Q. Who benefits most from the ODF+ program?

CitadelA. The primary beneficiary of Citadel Servicing Corp’s Outside-Dodd Frank Plus (ODF+) program will be borrowers and real-estate investors of multi-family 5 to 35-unit properties, mixed-use, and hotel/motel properties. Our product has a unique flavor compared to what’s currently offered in the space. While most commercial lenders need a 1-to-1 or higher debt service coverage ratio (DSCR), our program will allow as low as .75 to 1. Additionally, we’ll allow down to a 500-credit score and we’re not charging lender points for the majority of the product. This puts the ODF+ program in the unique position to be a zebra in a heard of horses. We’ve also opened it up to commercial only brokers, this program is available for all types of licensed or unlicensed finance brokers. NMLS or no NMLS it does not matter, we abide by state specific requirements for commercial licensing.

Q. How does this differ from the original ODF program?

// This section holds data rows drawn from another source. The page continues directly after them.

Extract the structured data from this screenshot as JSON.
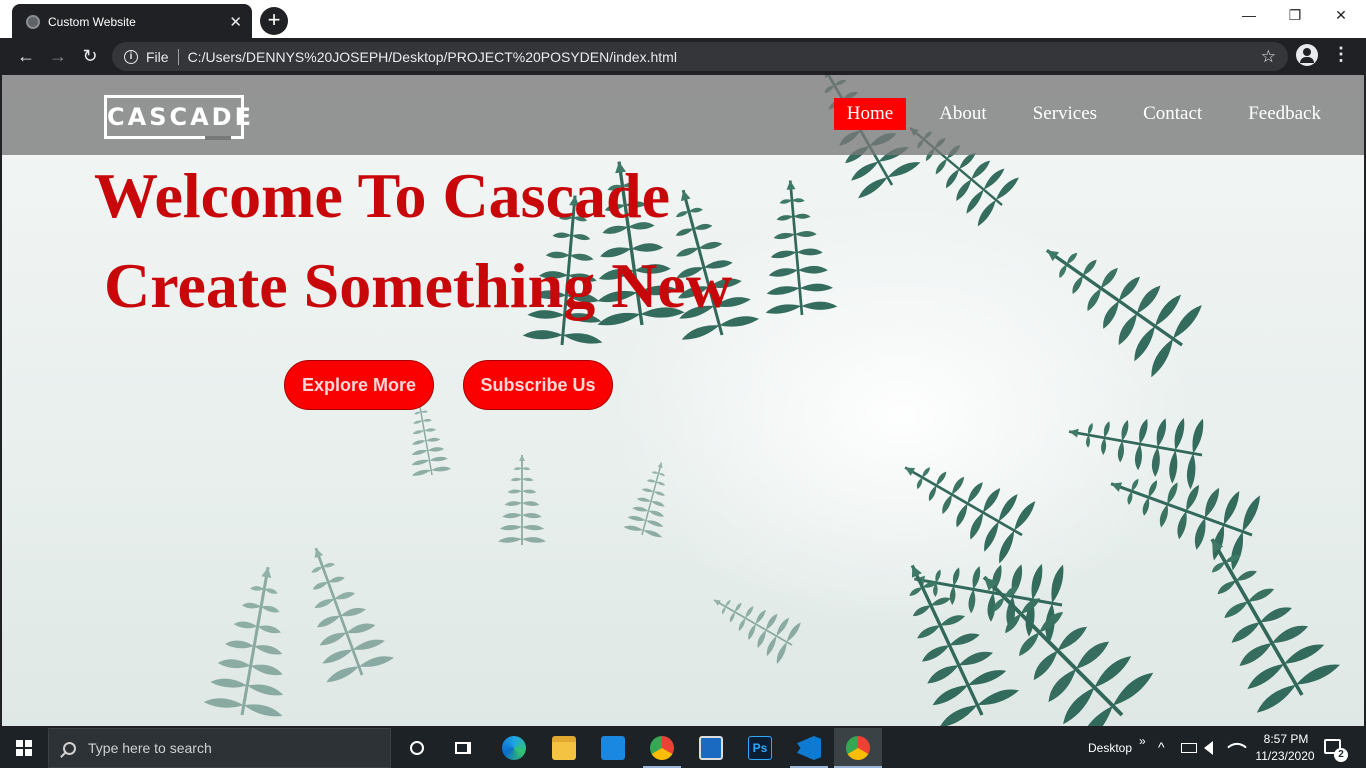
{
  "browser": {
    "tab_title": "Custom Website",
    "tab_close": "✕",
    "new_tab": "+",
    "window_controls": {
      "minimize": "—",
      "maximize": "❐",
      "close": "✕"
    },
    "address": {
      "back": "←",
      "forward": "→",
      "reload": "↻",
      "protocol_label": "File",
      "url": "C:/Users/DENNYS%20JOSEPH/Desktop/PROJECT%20POSYDEN/index.html",
      "bookmark": "☆"
    },
    "menu": "⋮"
  },
  "site": {
    "logo": "CASCADE",
    "nav": [
      {
        "label": "Home",
        "active": true
      },
      {
        "label": "About",
        "active": false
      },
      {
        "label": "Services",
        "active": false
      },
      {
        "label": "Contact",
        "active": false
      },
      {
        "label": "Feedback",
        "active": false
      }
    ],
    "hero": {
      "line1": "Welcome To Cascade",
      "line2": "Create Something New"
    },
    "buttons": {
      "explore": "Explore More",
      "subscribe": "Subscribe Us"
    },
    "colors": {
      "accent": "#ff0000",
      "heading": "#c8070a",
      "nav_bg": "#7a7a7a"
    }
  },
  "taskbar": {
    "search_placeholder": "Type here to search",
    "apps": [
      "cortana-icon",
      "task-view-icon",
      "edge-icon",
      "file-explorer-icon",
      "mail-icon",
      "chrome-icon",
      "lenovo-icon",
      "photoshop-icon",
      "vscode-icon",
      "chrome-icon"
    ],
    "photoshop_label": "Ps",
    "desktop_label": "Desktop",
    "chevrons": "»",
    "tray_up": "^",
    "time": "8:57 PM",
    "date": "11/23/2020",
    "notifications_count": "2"
  }
}
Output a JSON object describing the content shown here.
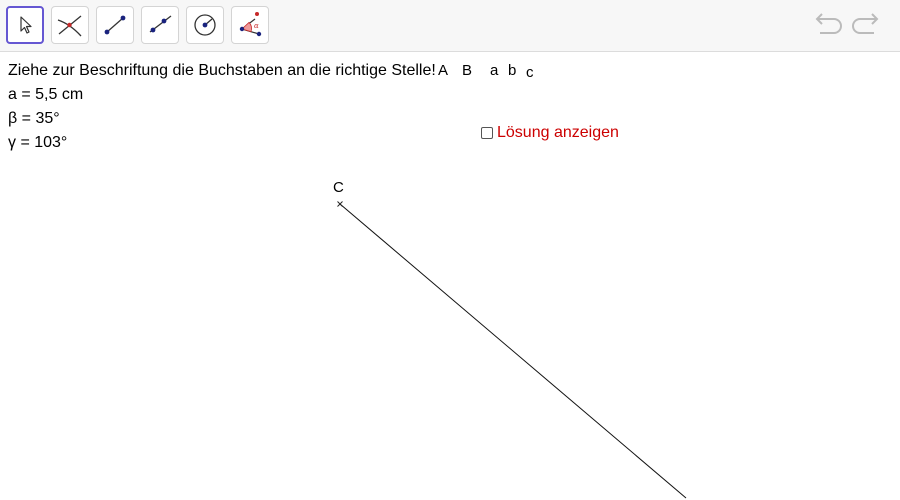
{
  "toolbar": {
    "tools": [
      "move-tool",
      "intersect-tool",
      "segment-tool",
      "segment-fixed-length-tool",
      "circle-center-radius-tool",
      "angle-given-size-tool"
    ],
    "undo_icon": "undo-icon",
    "redo_icon": "redo-icon"
  },
  "task": {
    "instruction": "Ziehe zur Beschriftung die Buchstaben an die richtige Stelle!",
    "given_a": "a = 5,5 cm",
    "given_beta": "β = 35°",
    "given_gamma": "γ = 103°"
  },
  "letters": {
    "A": "A",
    "B": "B",
    "a": "a",
    "b": "b",
    "c": "c"
  },
  "solution": {
    "label": "Lösung anzeigen",
    "checked": false
  },
  "point": {
    "label": "C"
  },
  "colors": {
    "accent": "#6557d2",
    "solution_text": "#cc0000",
    "point_blue": "#1a237e",
    "angle_red": "#c62828"
  }
}
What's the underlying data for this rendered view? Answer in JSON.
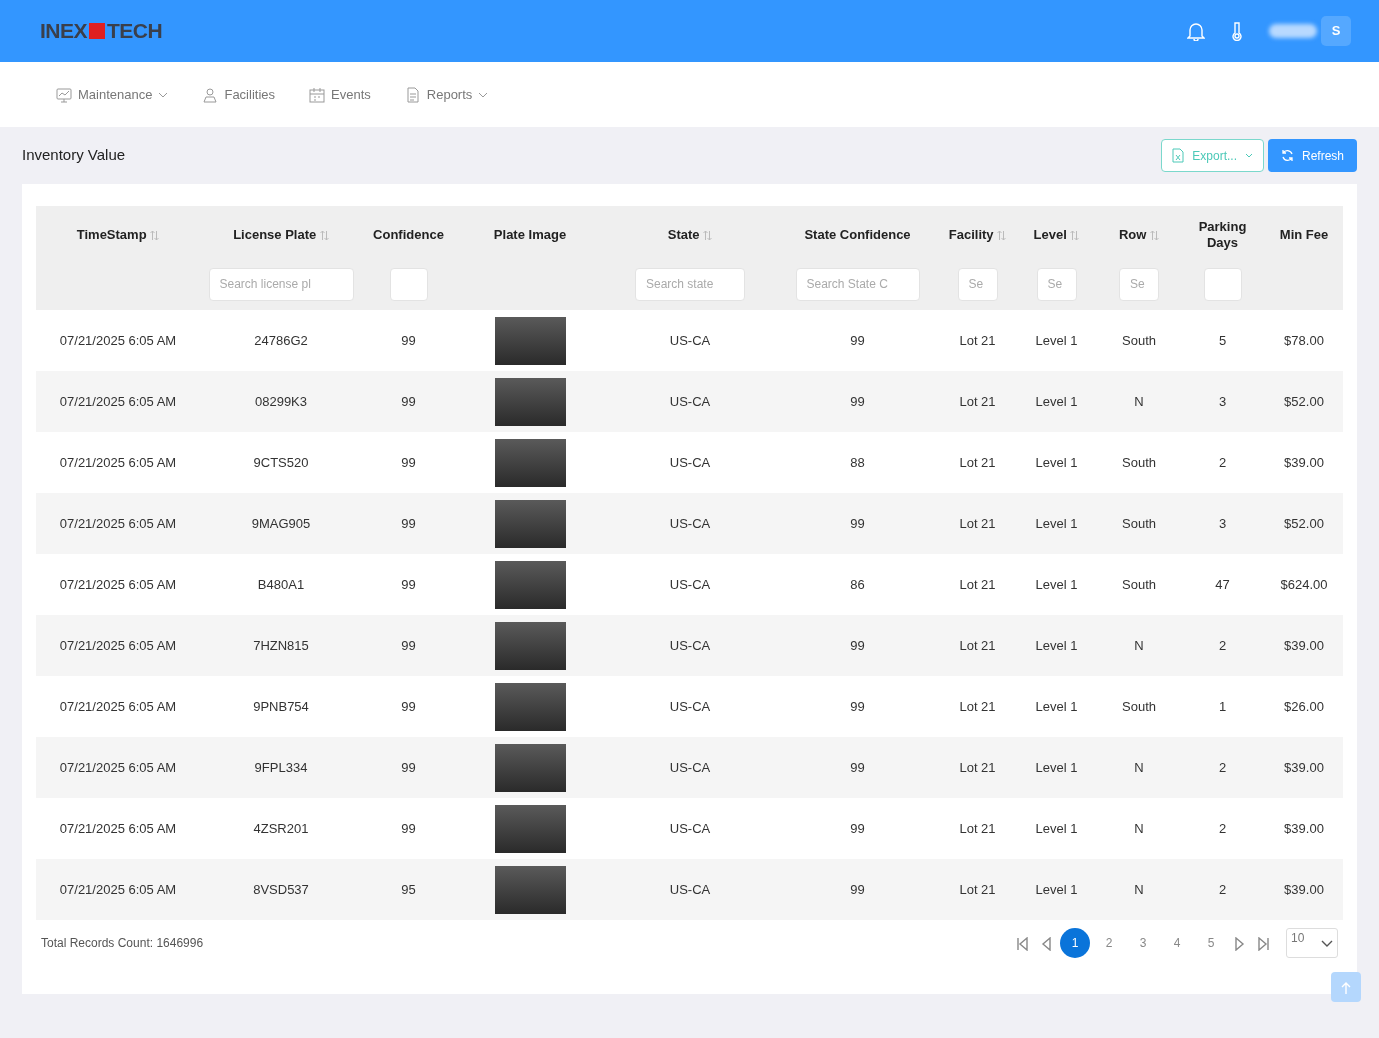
{
  "header": {
    "logo": {
      "left": "INEX",
      "right": "TECH"
    },
    "avatar": "S"
  },
  "nav": [
    {
      "label": "Maintenance",
      "dropdown": true
    },
    {
      "label": "Facilities",
      "dropdown": false
    },
    {
      "label": "Events",
      "dropdown": false
    },
    {
      "label": "Reports",
      "dropdown": true
    }
  ],
  "page_title": "Inventory Value",
  "actions": [
    {
      "label": "Export...",
      "kind": "export"
    },
    {
      "label": "Refresh",
      "kind": "refresh"
    }
  ],
  "table": {
    "columns": [
      {
        "label": "TimeStamp",
        "kind": "text",
        "sortable": true,
        "has_filter": false
      },
      {
        "label": "License Plate",
        "kind": "text",
        "sortable": true,
        "has_filter": true,
        "placeholder": "Search license pl"
      },
      {
        "label": "Confidence",
        "kind": "text",
        "sortable": false,
        "has_filter": true
      },
      {
        "label": "Plate Image",
        "kind": "image",
        "sortable": false,
        "has_filter": false
      },
      {
        "label": "State",
        "kind": "text",
        "sortable": true,
        "has_filter": true,
        "placeholder": "Search state"
      },
      {
        "label": "State Confidence",
        "kind": "text",
        "sortable": false,
        "has_filter": true,
        "placeholder": "Search State C"
      },
      {
        "label": "Facility",
        "kind": "text",
        "sortable": true,
        "has_filter": true,
        "placeholder": "Se"
      },
      {
        "label": "Level",
        "kind": "text",
        "sortable": true,
        "has_filter": true,
        "placeholder": "Se"
      },
      {
        "label": "Row",
        "kind": "text",
        "sortable": true,
        "has_filter": true,
        "placeholder": "Se"
      },
      {
        "label": "Parking Days",
        "kind": "text",
        "sortable": false,
        "has_filter": true
      },
      {
        "label": "Min Fee",
        "kind": "text",
        "sortable": false,
        "has_filter": false
      }
    ],
    "rows": [
      {
        "cells": [
          "07/21/2025 6:05 AM",
          "24786G2",
          "99",
          "",
          "US-CA",
          "99",
          "Lot 21",
          "Level 1",
          "South",
          "5",
          "$78.00"
        ]
      },
      {
        "cells": [
          "07/21/2025 6:05 AM",
          "08299K3",
          "99",
          "",
          "US-CA",
          "99",
          "Lot 21",
          "Level 1",
          "N",
          "3",
          "$52.00"
        ]
      },
      {
        "cells": [
          "07/21/2025 6:05 AM",
          "9CTS520",
          "99",
          "",
          "US-CA",
          "88",
          "Lot 21",
          "Level 1",
          "South",
          "2",
          "$39.00"
        ]
      },
      {
        "cells": [
          "07/21/2025 6:05 AM",
          "9MAG905",
          "99",
          "",
          "US-CA",
          "99",
          "Lot 21",
          "Level 1",
          "South",
          "3",
          "$52.00"
        ]
      },
      {
        "cells": [
          "07/21/2025 6:05 AM",
          "B480A1",
          "99",
          "",
          "US-CA",
          "86",
          "Lot 21",
          "Level 1",
          "South",
          "47",
          "$624.00"
        ]
      },
      {
        "cells": [
          "07/21/2025 6:05 AM",
          "7HZN815",
          "99",
          "",
          "US-CA",
          "99",
          "Lot 21",
          "Level 1",
          "N",
          "2",
          "$39.00"
        ]
      },
      {
        "cells": [
          "07/21/2025 6:05 AM",
          "9PNB754",
          "99",
          "",
          "US-CA",
          "99",
          "Lot 21",
          "Level 1",
          "South",
          "1",
          "$26.00"
        ]
      },
      {
        "cells": [
          "07/21/2025 6:05 AM",
          "9FPL334",
          "99",
          "",
          "US-CA",
          "99",
          "Lot 21",
          "Level 1",
          "N",
          "2",
          "$39.00"
        ]
      },
      {
        "cells": [
          "07/21/2025 6:05 AM",
          "4ZSR201",
          "99",
          "",
          "US-CA",
          "99",
          "Lot 21",
          "Level 1",
          "N",
          "2",
          "$39.00"
        ]
      },
      {
        "cells": [
          "07/21/2025 6:05 AM",
          "8VSD537",
          "95",
          "",
          "US-CA",
          "99",
          "Lot 21",
          "Level 1",
          "N",
          "2",
          "$39.00"
        ]
      }
    ]
  },
  "footer": {
    "total": "Total Records Count: 1646996",
    "pages": [
      {
        "label": "1",
        "selected": true
      },
      {
        "label": "2",
        "selected": false
      },
      {
        "label": "3",
        "selected": false
      },
      {
        "label": "4",
        "selected": false
      },
      {
        "label": "5",
        "selected": false
      }
    ],
    "page_size": "10"
  }
}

A. Current ODF program is geared to the 1 to 4-unit property type, and since those properties are considered residential, they require different licensing, disclosures, terms, and income documentation types. Many of the same DSCR programs were originally born from the original ODF program, as ODF+ is an extension of ODF, which was the first like it to market in 2014. ODF was designed to be a disintermediation of hard money / private money offerings. CSC separated itself by having no lender points, no pre-pay penalties, and qualifying everything on a 30yr amortization. Some of those same attributes have continued through to ODF+. Lastly, we offered a rate that was far below the average for the space.

Q. How do Brokers or Correspondent Sellers benefit from the ODF+ program?

A. In many ways. To begin commercial lending can be a disjointed process, the majority of lenders have a unique or cumbersome process that provides little to no uniformity and may require many levels of approval. We’re simply adapting this property type into our current flow, which provides uniformity and efficiency. Most residential mortgage brokers and correspondent sellers have shied away from similar products for that reason, searching for the economies of scale that FNMA, FHA or even Non-Prime can provide. Our offering provides a consistent framework to operate and produce volume. In that vein this is a product extension for brokers and sellers, a vast opportunity to expand their business and clientele. At the end of the day it’s about ease of use and familiarity. If a broker can figure out how to originate a Non-Prime loan, then it’s an easy extension to learn the needs of the commercial product. The familiarity is the flow and it’s appealing for traditional residential brokers. As for commercial brokers who are accustomed to limited programs, tough terms, higher rates, and lender points, this opportunity speaks for itself.

Q. What feedback have you received from customers?

A. Very positive, especially from the Commercial broker community, which for this product is the gold standard seal of approval. It seemed every week since launch had commercial brokers inquiring when could they sign up. A few weeks ago, opened the product up to Non-NMLS commercial brokers, looking at the competition to find where the most value could be provided.

Q. What does the future look like for Citadel in the Non-Prime / Non-QM space?

A. In a word… Innovative. For the last six years CSC has introduced new products into the space and watched them all grow in popularity and watched our competition try to imitate/ replicate. CSC only puts out products that make sense for a borrower and the lender. The loans we make need to fill a specific consumer demand and have a high ability to perform or repay. Using this as a cornerstone when moving a lending product from ideation to production has served well and should continue into the future. The trick is to stick to our knitting.